For all of the Seattle Seahawk strengths as a football team, and they have many, wide receiver is not one of them. Promising rookie Paul Richardson tore his ACL in the playoffs. Seattle brass ousted Percy Harvin mid-season. The team may not need a game-breaking wide receiver - they made it to two Super Bowls, winning one without that type of player - but they might just want one to have for quarterback Russell Wilson's sake.
"You probably heard that no Kansas City wide receiver caught a touchdown last year, but Seattle's wideouts were next to last with only seven scores," Vince Verhei of Football Outsiders wrote. "Doug Baldwin, allegedly Seattle's top wideout, didn't make the top 30 in either DVOA (which measures value per target) or DYAR (total value), then gained only 147 yards in three playoff games. Jermaine Kearse was outside the top 60 in both DVOA and DYAR, and though he caught the game-winning touchdown in the NFC Championship Game, remember that Seattle fell behind in large part because Kearse dropped two passes that turned into interceptions."
Okay, so the need for more talent at the wide receiver position is there. The Seahawks, with so much money tied up into its defense and a mammoth extension coming for Wilson, are not going to be big spenders in free agency. That leaves the NFL draft.
Would Seattle ever be willing to selection wide receiver Dorial-Green Beckham with the 31st overall pick?
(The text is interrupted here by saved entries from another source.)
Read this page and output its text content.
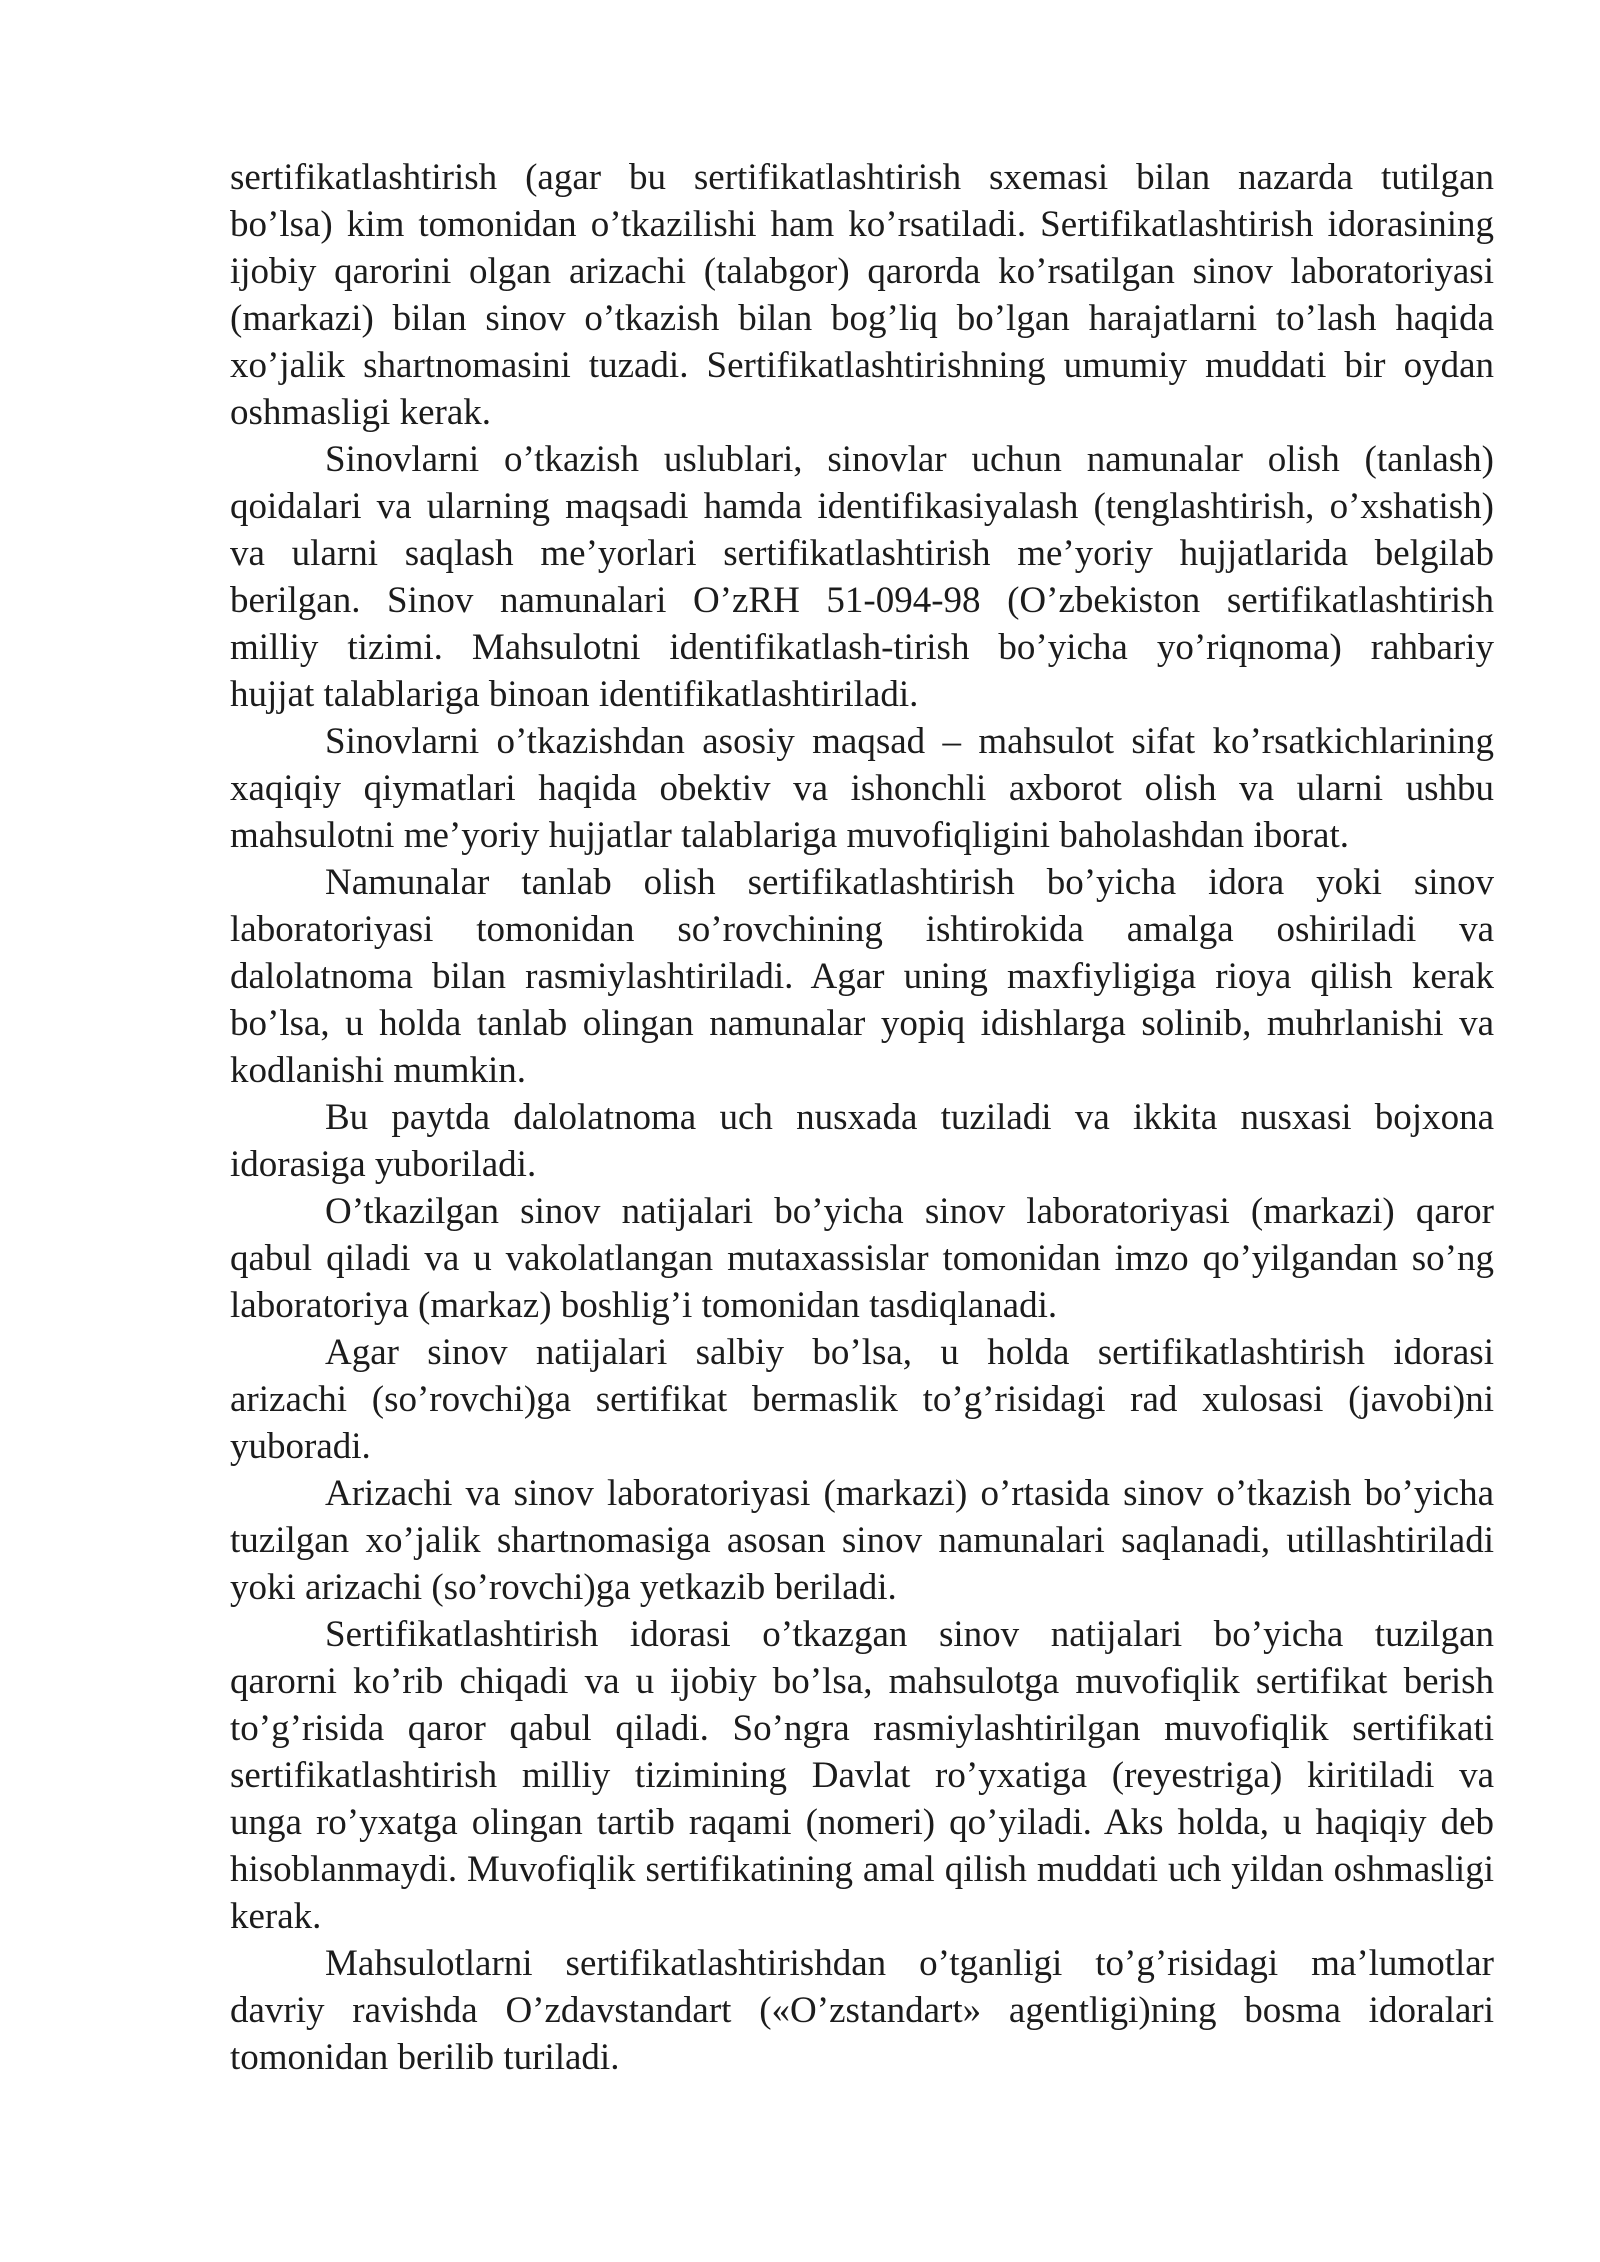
sertifikatlashtirish (agar bu sertifikatlashtirish sxemasi bilan nazarda tutilgan
bo’lsa) kim tomonidan o’tkazilishi ham ko’rsatiladi. Sertifikatlashtirish idorasining
ijobiy qarorini olgan arizachi (talabgor) qarorda ko’rsatilgan sinov laboratoriyasi
(markazi) bilan sinov o’tkazish bilan bog’liq bo’lgan harajatlarni to’lash haqida
xo’jalik shartnomasini tuzadi. Sertifikatlashtirishning umumiy muddati bir oydan
oshmasligi kerak.
Sinovlarni o’tkazish uslublari, sinovlar uchun namunalar olish (tanlash)
qoidalari va ularning maqsadi hamda identifikasiyalash (tenglashtirish, o’xshatish)
va ularni saqlash me’yorlari sertifikatlashtirish me’yoriy hujjatlarida belgilab
berilgan. Sinov namunalari O’zRH 51-094-98 (O’zbekiston sertifikatlashtirish
milliy tizimi. Mahsulotni identifikatlash-tirish bo’yicha yo’riqnoma) rahbariy
hujjat talablariga binoan identifikatlashtiriladi.
Sinovlarni o’tkazishdan asosiy maqsad – mahsulot sifat ko’rsatkichlarining
xaqiqiy qiymatlari haqida obektiv va ishonchli axborot olish va ularni ushbu
mahsulotni me’yoriy hujjatlar talablariga muvofiqligini baholashdan iborat.
Namunalar tanlab olish sertifikatlashtirish bo’yicha idora yoki sinov
laboratoriyasi tomonidan so’rovchining ishtirokida amalga oshiriladi va
dalolatnoma bilan rasmiylashtiriladi. Agar uning maxfiyligiga rioya qilish kerak
bo’lsa, u holda tanlab olingan namunalar yopiq idishlarga solinib, muhrlanishi va
kodlanishi mumkin.
Bu paytda dalolatnoma uch nusxada tuziladi va ikkita nusxasi bojxona
idorasiga yuboriladi.
O’tkazilgan sinov natijalari bo’yicha sinov laboratoriyasi (markazi) qaror
qabul qiladi va u vakolatlangan mutaxassislar tomonidan imzo qo’yilgandan so’ng
laboratoriya (markaz) boshlig’i tomonidan tasdiqlanadi.
Agar sinov natijalari salbiy bo’lsa, u holda sertifikatlashtirish idorasi
arizachi (so’rovchi)ga sertifikat bermaslik to’g’risidagi rad xulosasi (javobi)ni
yuboradi.
Arizachi va sinov laboratoriyasi (markazi) o’rtasida sinov o’tkazish bo’yicha
tuzilgan xo’jalik shartnomasiga asosan sinov namunalari saqlanadi, utillashtiriladi
yoki arizachi (so’rovchi)ga yetkazib beriladi.
Sertifikatlashtirish idorasi o’tkazgan sinov natijalari bo’yicha tuzilgan
qarorni ko’rib chiqadi va u ijobiy bo’lsa, mahsulotga muvofiqlik sertifikat berish
to’g’risida qaror qabul qiladi. So’ngra rasmiylashtirilgan muvofiqlik sertifikati
sertifikatlashtirish milliy tizimining Davlat ro’yxatiga (reyestriga) kiritiladi va
unga ro’yxatga olingan tartib raqami (nomeri) qo’yiladi. Aks holda, u haqiqiy deb
hisoblanmaydi. Muvofiqlik sertifikatining amal qilish muddati uch yildan oshmasligi
kerak.
Mahsulotlarni sertifikatlashtirishdan o’tganligi to’g’risidagi ma’lumotlar
davriy ravishda O’zdavstandart («O’zstandart» agentligi)ning bosma idoralari
tomonidan berilib turiladi.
Green-Beckham does not typically fit Carroll's idea of a player. The wide receiver has had multiple off-field incidents and didn't play a single snap after transferring from Missouri to Oklahoma due to NCAA rules last season. But there is no denying that he is one of the most physically gifted wide receivers in this year's draft class. ESPN NFL Draft Insider Todd McShay has Green-Beckham being selected 18th overall in his Mock Draft 3.0. But fellow draft expert Mel Kiper Jr. has DGB falling out of the first round all together.
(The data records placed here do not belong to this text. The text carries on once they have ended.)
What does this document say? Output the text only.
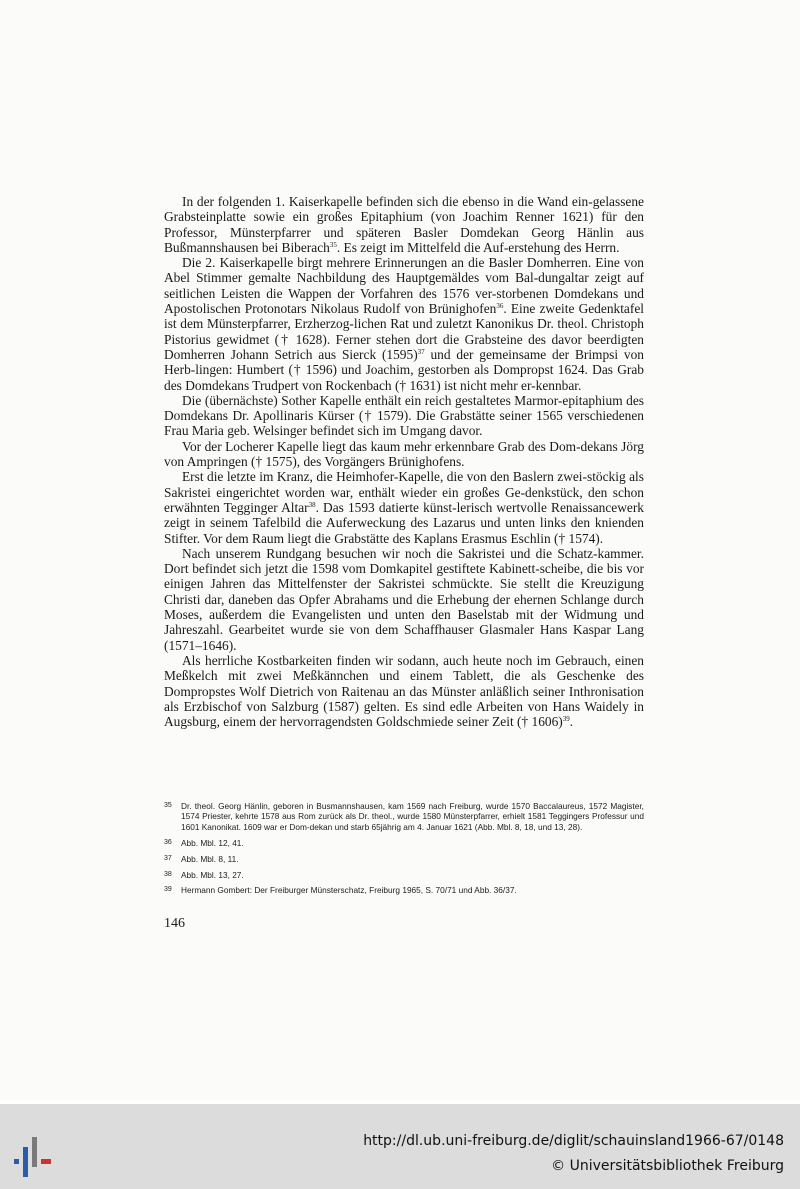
In der folgenden 1. Kaiserkapelle befinden sich die ebenso in die Wand ein-gelassene Grabsteinplatte sowie ein großes Epitaphium (von Joachim Renner 1621) für den Professor, Münsterpfarrer und späteren Basler Domdekan Georg Hänlin aus Bußmannshausen bei Biberach$^{35}$. Es zeigt im Mittelfeld die Auf-erstehung des Herrn.

Die 2. Kaiserkapelle birgt mehrere Erinnerungen an die Basler Domherren. Eine von Abel Stimmer gemalte Nachbildung des Hauptgemäldes vom Bal-dungaltar zeigt auf seitlichen Leisten die Wappen der Vorfahren des 1576 ver-storbenen Domdekans und Apostolischen Protonotars Nikolaus Rudolf von Brünighofen$^{36}$. Eine zweite Gedenktafel ist dem Münsterpfarrer, Erzherzog-lichen Rat und zuletzt Kanonikus Dr. theol. Christoph Pistorius gewidmet († 1628). Ferner stehen dort die Grabsteine des davor beerdigten Domherren Johann Setrich aus Sierck $(1595)^{37}$ und der gemeinsame der Brimpsi von Herb-lingen: Humbert († 1596) und Joachim, gestorben als Dompropst 1624. Das Grab des Domdekans Trudpert von Rockenbach († 1631) ist nicht mehr er-kennbar.

Die (übernächste) Sother Kapelle enthält ein reich gestaltetes Marmor-epitaphium des Domdekans Dr. Apollinaris Kürser († 1579). Die Grabstätte seiner 1565 verschiedenen Frau Maria geb. Welsinger befindet sich im Umgang davor.

Vor der Locherer Kapelle liegt das kaum mehr erkennbare Grab des Dom-dekans Jörg von Ampringen († 1575), des Vorgängers Brünighofens.

Erst die letzte im Kranz, die Heimhofer-Kapelle, die von den Baslern zwei-stöckig als Sakristei eingerichtet worden war, enthält wieder ein großes Ge-denkstück, den schon erwähnten Tegginger Altar$^{38}$. Das 1593 datierte künst-lerisch wertvolle Renaissancewerk zeigt in seinem Tafelbild die Auferweckung des Lazarus und unten links den knienden Stifter. Vor dem Raum liegt die Grabstätte des Kaplans Erasmus Eschlin († 1574).

Nach unserem Rundgang besuchen wir noch die Sakristei und die Schatz-kammer. Dort befindet sich jetzt die 1598 vom Domkapitel gestiftete Kabinett-scheibe, die bis vor einigen Jahren das Mittelfenster der Sakristei schmückte. Sie stellt die Kreuzigung Christi dar, daneben das Opfer Abrahams und die Erhebung der ehernen Schlange durch Moses, außerdem die Evangelisten und unten den Baselstab mit der Widmung und Jahreszahl. Gearbeitet wurde sie von dem Schaffhauser Glasmaler Hans Kaspar Lang (1571–1646).

Als herrliche Kostbarkeiten finden wir sodann, auch heute noch im Gebrauch, einen Meßkelch mit zwei Meßkännchen und einem Tablett, die als Geschenke des Dompropstes Wolf Dietrich von Raitenau an das Münster anläßlich seiner Inthronisation als Erzbischof von Salzburg (1587) gelten. Es sind edle Arbeiten von Hans Waidely in Augsburg, einem der hervorragendsten Goldschmiede seiner Zeit († 1606)$^{39}$.

35	Dr. theol. Georg Hänlin, geboren in Busmannshausen, kam 1569 nach Freiburg, wurde 1570 Baccalaureus, 1572 Magister, 1574 Priester, kehrte 1578 aus Rom zurück als Dr. theol., wurde 1580 Münsterpfarrer, erhielt 1581 Teggingers Professur und 1601 Kanonikat. 1609 war er Dom-dekan und starb 65jährig am 4. Januar 1621 (Abb. Mbl. 8, 18, und 13, 28).
36	Abb. Mbl. 12, 41.
37	Abb. Mbl. 8, 11.
38	Abb. Mbl. 13, 27.
39	Hermann Gombert: Der Freiburger Münsterschatz, Freiburg 1965, S. 70/71 und Abb. 36/37.
146
http://dl.ub.uni-freiburg.de/diglit/schauinsland1966-67/0148
© Universitätsbibliothek Freiburg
"He has a unique skill set at 6-5, 237 pounds with 4.49 speed and flashed some impressive play as a true sophomore for Missouri in 2013," McShay wrote. "However, he's very raw on tape and has had some significant off-field incidents that resulted in his dismissal from the Missouri football program, so this would be a high-risk/high-reward pick."
For a team that is perennially competing for a Super Bowl, high-risk moves are much more understandable. The Seahawks have mastered the power running game. Could Green-Beckham be the final offensive piece that puts this team back atop the NFL's elite?